Public Works presented a draft 2026 five-year Capital Improvement Program forecasting nearly $10 million in capital improvements next year and emphasizing restricted state and federal funding. Supervisors pressed staff for concrete timelines for paving projects delayed by water-district coordination and raised concerns about funding risk, bridge preservation and Caltrans communication.

Calaveras County Public Works presented a draft five-year Capital Improvement Program (CIP) to the Board of Supervisors on April 14, outlining completed projects, funding sources and a near-term paving plan while asking the board for direction on priorities and project timing.

The presenter (public works staff) told the board the CIP forecasted nearly $10,000,000 in capital improvements for the next fiscal year, the bulk of it in restricted state and federal grants, leaving a small pool of discretionary funds. Staff described new CIP features: district-level summary pages, planning-document references, an overview of Caltrans projects and a list of projects the Calaveras Council of Governments is leading to improve interagency coordination and transparency.

A central issue during the discussion was schedule risk. Staff said planned resurfacing for Hart Vixen and Baldwin will be pushed to the next fiscal year because of coordination challenges with the local water district and contractor safety concerns. Several supervisors voiced frustration that some road projects have been delayed for years — one said these projects have been pushed for seven years — and urged staff to provide tangible timelines to avoid forfeiting state grant funds tied to project deadlines.

Supervisors also raised several project- and design-related concerns: preserving the rural character of historic bridges by prioritizing rehabilitation where appropriate; reconsidering the scale of replacements that may not fit local context; and refining a countywide roadside-sign safety project to avoid one-size-fits-all implementation. Board members asked staff to explore truck-routing and signage or entry into truck-GPS routing systems for problem back roads (Railroad Flat Road, Cheap Branch Road) where delivery trucks have repeatedly gotten stuck.

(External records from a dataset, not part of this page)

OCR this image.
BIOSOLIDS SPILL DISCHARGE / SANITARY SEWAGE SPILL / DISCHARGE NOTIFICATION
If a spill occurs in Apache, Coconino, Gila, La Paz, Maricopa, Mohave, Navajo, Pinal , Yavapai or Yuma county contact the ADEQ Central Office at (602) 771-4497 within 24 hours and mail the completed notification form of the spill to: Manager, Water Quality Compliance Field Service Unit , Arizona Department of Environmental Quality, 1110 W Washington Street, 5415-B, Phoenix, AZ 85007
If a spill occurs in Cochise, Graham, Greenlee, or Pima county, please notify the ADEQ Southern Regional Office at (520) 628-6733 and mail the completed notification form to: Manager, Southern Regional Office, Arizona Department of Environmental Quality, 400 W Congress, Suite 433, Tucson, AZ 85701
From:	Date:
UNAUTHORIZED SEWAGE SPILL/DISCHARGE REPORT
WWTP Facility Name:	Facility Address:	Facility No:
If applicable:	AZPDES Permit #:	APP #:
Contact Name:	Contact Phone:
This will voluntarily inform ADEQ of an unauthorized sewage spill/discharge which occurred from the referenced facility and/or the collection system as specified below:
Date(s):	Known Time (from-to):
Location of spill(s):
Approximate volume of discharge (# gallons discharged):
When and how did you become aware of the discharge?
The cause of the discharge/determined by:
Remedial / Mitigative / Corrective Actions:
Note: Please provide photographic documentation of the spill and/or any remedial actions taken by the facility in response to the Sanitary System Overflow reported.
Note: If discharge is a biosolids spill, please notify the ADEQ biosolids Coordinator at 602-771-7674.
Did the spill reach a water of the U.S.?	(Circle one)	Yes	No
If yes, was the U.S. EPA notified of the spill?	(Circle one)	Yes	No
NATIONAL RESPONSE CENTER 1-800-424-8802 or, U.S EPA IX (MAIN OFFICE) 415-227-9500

On coordination and communication, staff described recent meetings with Caltrans and the Council of Governments (COG) aimed at improving community notification and project communication. One supervisor referenced Senate Bill 1293 on the state consent calendar, noting it would require Caltrans to notify residents within a five-mile radius of projects in counties under 60,000 people if enacted. Board members criticized instances where Caltrans applied urban design solutions to rural roads without adequate local input and asked staff to press for better preconstruction outreach.

Next steps: Public Works said it will correct typos and district mismatches in the draft, incorporate board feedback and return with a final CIP for approval. Staff also indicated it would pursue on-call consulting contracts necessary to deliver projects and coordinate funding with the COG and Caltrans.

Why it matters: the CIP outlines where limited public works dollars will go over the next five years and affects road conditions, bridge preservation, public-safety evacuation routes and the county's ability to keep state and federal grants. Supervisors emphasized the county's need for predictable timelines to avoid losing restricted funds.